2. src/cracking_main.cpp:
This file contains the main function and is the starting point of the experimental execution. In this file, the methods to test are chosen. We distinct three method categories here: cracking methods, indexing methods, and sorting methods. 
For example, if we set
	crk_types[] = {EXP_CRACK_STD, EXP_CRACK_BUFFERED};
	num_crk = 2;
, then the program would execute standard cracking and buffered swapping and output the results.
The index and sorting methods are always combined with each other.
For example, if we set
	idx_types[] = {EXP_SORT_BIN, EXP_SORT_AVL};
	num_idx = 2;

	srt_types[] = {QUICK, RADIX};
	num_srt = 2;
, then the program would execute four tests: Sorting with Quicksort and querying with binary search, sorting with Quicksort and querying using an AVL tree, sorting with radix and querying with binary search, and sorting with radix and querying using an AVL tree.
Further, the number of projected attributes can be set here as well (1 by default, e.g. only index access).
If more than one attribute should be projected, a base table access will be performed, if covering_types[] = {NO_COVER}. In combination with standard cracking, also COVER_DIRECT is allowed. covering_types[] = NEARBY_CLUSTERING_EXACT is allowed only in combination with crk_types[] = {EXP_CRACK_PARTITIONED_STANDARD}. 
If covering is used, please also check the settings in utils.h, see next point.
Sideways cracking is an exception from the rule and is issued by calling run_cracking3_sideways() instead of run_cracking3(). Set COVER_DIRECT as well in combination with sideways cracking.  

3. includes/utils.h:
If Covering is chosen in cracking_main.cpp, make sure that #define COVERING is set in this file. If sideways cracking is executed, #define SIDEWAYS must be set.

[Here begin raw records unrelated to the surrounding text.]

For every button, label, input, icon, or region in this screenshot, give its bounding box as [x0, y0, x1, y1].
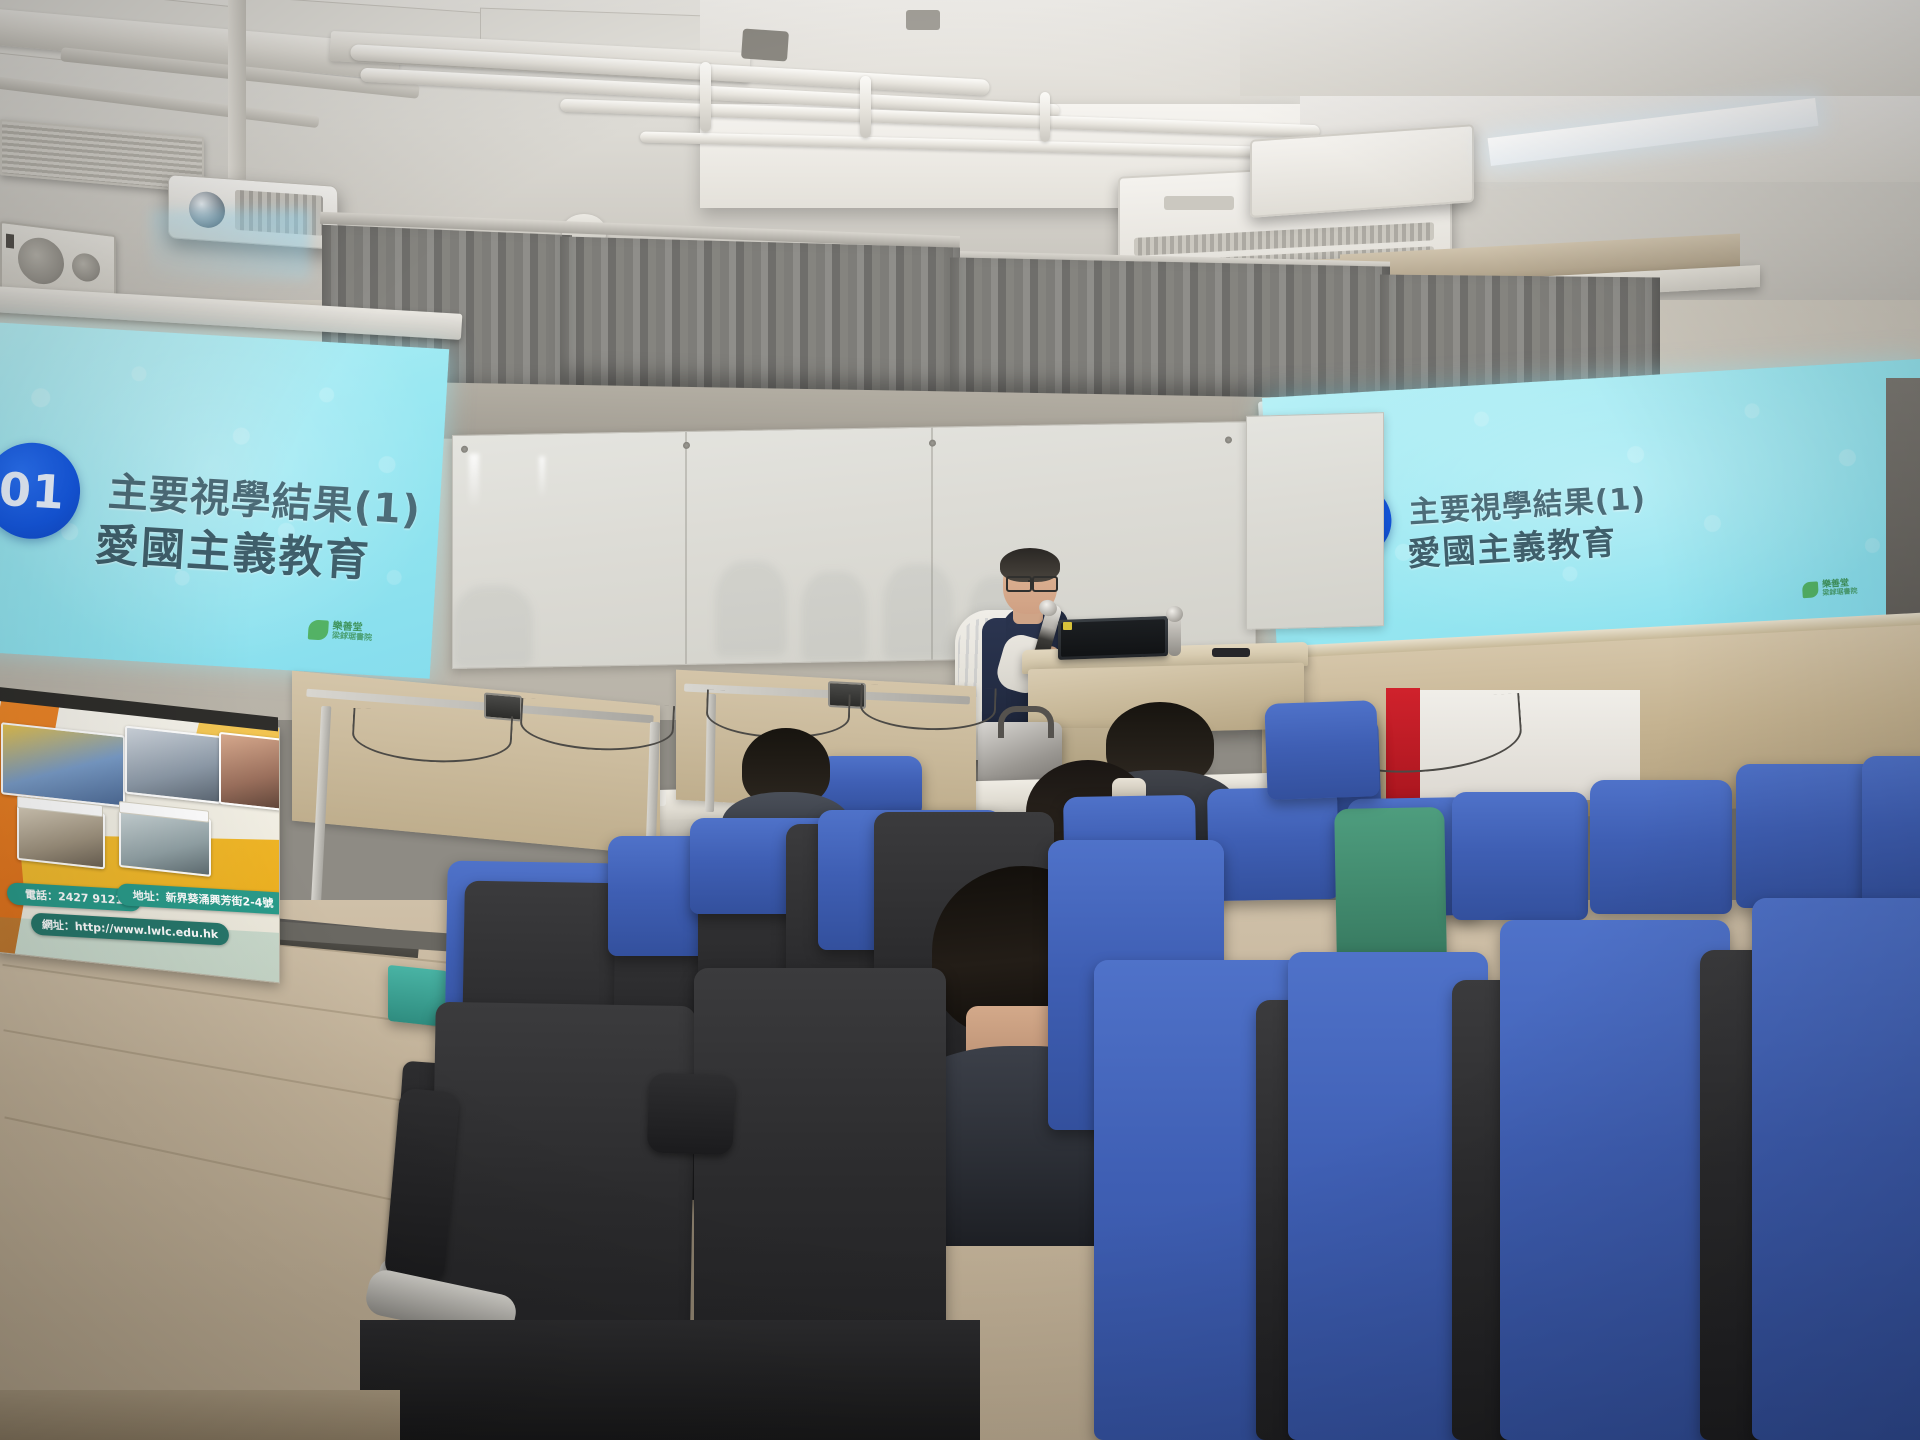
ceiling-slab [1240, 0, 1920, 96]
presenter-laptop[interactable] [1058, 616, 1168, 660]
slide-logo-line2-left: 梁銶琚書院 [332, 632, 372, 643]
presenter-remote[interactable] [1212, 648, 1250, 657]
projector-mount-arm [228, 0, 246, 180]
whiteboard [1246, 412, 1384, 630]
slide-logo-right: 樂善堂 梁銶琚書院 [1802, 579, 1858, 599]
podium-microphone-head [1166, 606, 1183, 622]
chair[interactable] [1862, 756, 1920, 906]
whiteboard-reflection [469, 454, 479, 508]
whiteboard-reflection-figure [883, 563, 953, 660]
speaker-label [6, 234, 14, 249]
whiteboard-reflection-figure [715, 560, 787, 657]
laptop-indicator [1063, 622, 1072, 630]
poster-photo [219, 732, 280, 811]
poster-phone-value: 2427 9121 [58, 890, 124, 907]
whiteboard-screw [1225, 436, 1232, 443]
poster-website-value: http://www.lwlc.edu.hk [74, 919, 218, 940]
whiteboard-screw [461, 446, 468, 453]
chair[interactable] [1500, 920, 1730, 1440]
poster-photo [125, 726, 221, 804]
whiteboard-seam [685, 432, 687, 664]
ac-diffuser [1164, 196, 1234, 210]
whiteboard-reflection-figure [453, 585, 533, 668]
pipe-drop [1040, 92, 1050, 142]
whiteboard-screw [683, 442, 690, 449]
poster-address-value: 新界葵涌興芳街2-4號 [165, 889, 274, 911]
speaker-cone [72, 252, 100, 283]
whiteboard-screw [929, 440, 936, 447]
poster-phone-label: 電話： [25, 886, 59, 904]
information-poster: 電話：2427 9121 地址：新界葵涌興芳街2-4號 網址：http://ww… [0, 697, 280, 984]
presenter-glasses [1006, 576, 1032, 592]
chair[interactable] [1752, 898, 1920, 1440]
poster-website-label: 網址： [41, 916, 75, 934]
presenter-glasses-bridge [1028, 580, 1033, 582]
laptop-screen [1061, 619, 1165, 657]
presenter-glasses [1032, 576, 1058, 592]
projection-screen-left[interactable]: 01 主要視學結果(1) 愛國主義教育 樂善堂 梁銶琚書院 [0, 322, 449, 679]
bag-handle [998, 706, 1054, 738]
whiteboard-reflection-figure [801, 571, 867, 662]
leaf-icon [1802, 582, 1819, 599]
slide-logo-left: 樂善堂 梁銶琚書院 [308, 619, 373, 643]
pipe-drop [860, 76, 871, 138]
chair[interactable] [1452, 792, 1588, 920]
leaf-icon [308, 619, 329, 640]
chair[interactable] [1264, 700, 1379, 800]
chair-armrest [647, 1073, 736, 1156]
pipe-drop [700, 62, 711, 132]
speaker-cone [18, 235, 64, 287]
window-curtain [950, 257, 1390, 404]
whiteboard-reflection [539, 456, 545, 498]
foreground-chair-mass [360, 1320, 980, 1440]
chair[interactable] [1207, 787, 1339, 901]
poster-photo [1, 722, 125, 807]
sprinkler-head [741, 28, 789, 61]
projector-light-beam [150, 210, 310, 280]
poster-address-label: 地址： [132, 887, 166, 905]
sprinkler-head [906, 10, 940, 30]
foreground-chair-mass [0, 1390, 400, 1440]
chair[interactable] [1590, 780, 1732, 914]
lecture-hall-photo: 01 主要視學結果(1) 愛國主義教育 樂善堂 梁銶琚書院 01 主要視學結果(… [0, 0, 1920, 1440]
air-conditioner-unit [1250, 124, 1474, 218]
window-curtain [560, 236, 960, 397]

///////////////////////////////////////////////////////////
//	             Experimental Run			 //
///////////////////////////////////////////////////////////

After setup and compilation, the program can be executed. This triggers the execution of all specified methods one after another. If multiple repetitions are set, these repetitions are executed one after another and the average runtime is calculated. If the program is executed in RELEASE mode, all output in form of runtimes will be stored in the file output.txt next to the binary.


///////////////////////////////////////////////////////////
//	             Experimental Output		 //
///////////////////////////////////////////////////////////

One line of the output.txt corresponds to a single query. At the end of the file, the total time over all queries is printed. A line contains the following information:

Name | QueryTime | IndexLookupTime | DataAccessTime | PostFilteringTime | IndexingTime | IndexLookupTime | DataOrganizationTime | IndexUpdateTime | IndexPartitioningTime | SwapCount | NumberOfProjectedAttributes | CoveringType | NumberOfCoveredAttributes

Depending on the tested methods, some times might remain 0. Overall, QueryTime + IndexingTime gives the total execution time of the query. The times IndexLookupTime, DataAccessTime, and PostFilteringTime are sub measurements in QueryTime, while IndexLookupTime, DataOrganizationTime, IndexUpdateTime, and IndexPartitioningTime are sub measurements in IndexingTime.